We live in an age of rivers and streams. As the internet becomes the live web, it’s an increasingly large set of streaming data– images, video, text and sound. We’re back to the infinite number of cable channels that we surf between and among. These streams move at different speeds and are made up of objects/items of different sizes.

Television is the new internet. The Network swallowed the old television network whole. Of course, that was after the DVR permanently changed broadcasting’s relationship with time. Now even live broadcasts can be paused and reversed. The DVR started with one tuner, and moved to two tuners, so two shows could be recorded at the same time. YouTube added an infinite number of tuners.

The remote control is the user interface for the DVR/TV. It switches between channels, scrolls through recordings, searches by title, and controls the flow. These controls are starting to find their way into the live web. Both election.twitter.com and real time friendfeed have added the pause button to stop and start the stream.

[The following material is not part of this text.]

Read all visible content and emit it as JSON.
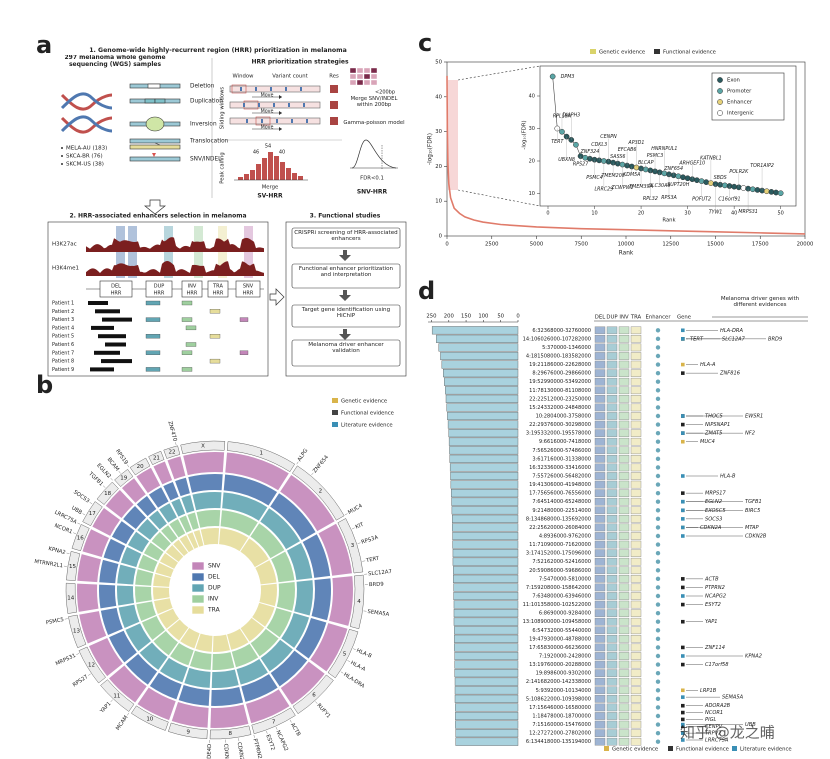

Martin Heidegger returned to the ancient Greek idea of aletheia to think about the idea of truth. Here’s a brief explanation:

…aletheia is the truth that first appears when something is seen or revealed. It is to take out of hiddenness to uncover. It is not something that is connected with that which appears. Allowing something to appear is then the first act of truth; for example, one must give attention to something before it can be a candidate for any further understanding, for any understanding of space it must first somehow appear. Untruth, then, is something concealed or disguised.

Contained in aletheia is the river Lethe , one of several rivers in Hades– it literally means forgetfulness or concealment. Aletheia is discovery, uncovering truth that is hidden from view. We can search the past, the stream that has passed us by; or we can track the stream as it first appears. Our tools and interfaces to manage these rivers and streams are primitive. We barely even have a working remote control. Our toolkits are designed to manage documents, we need tools to manage and create streams.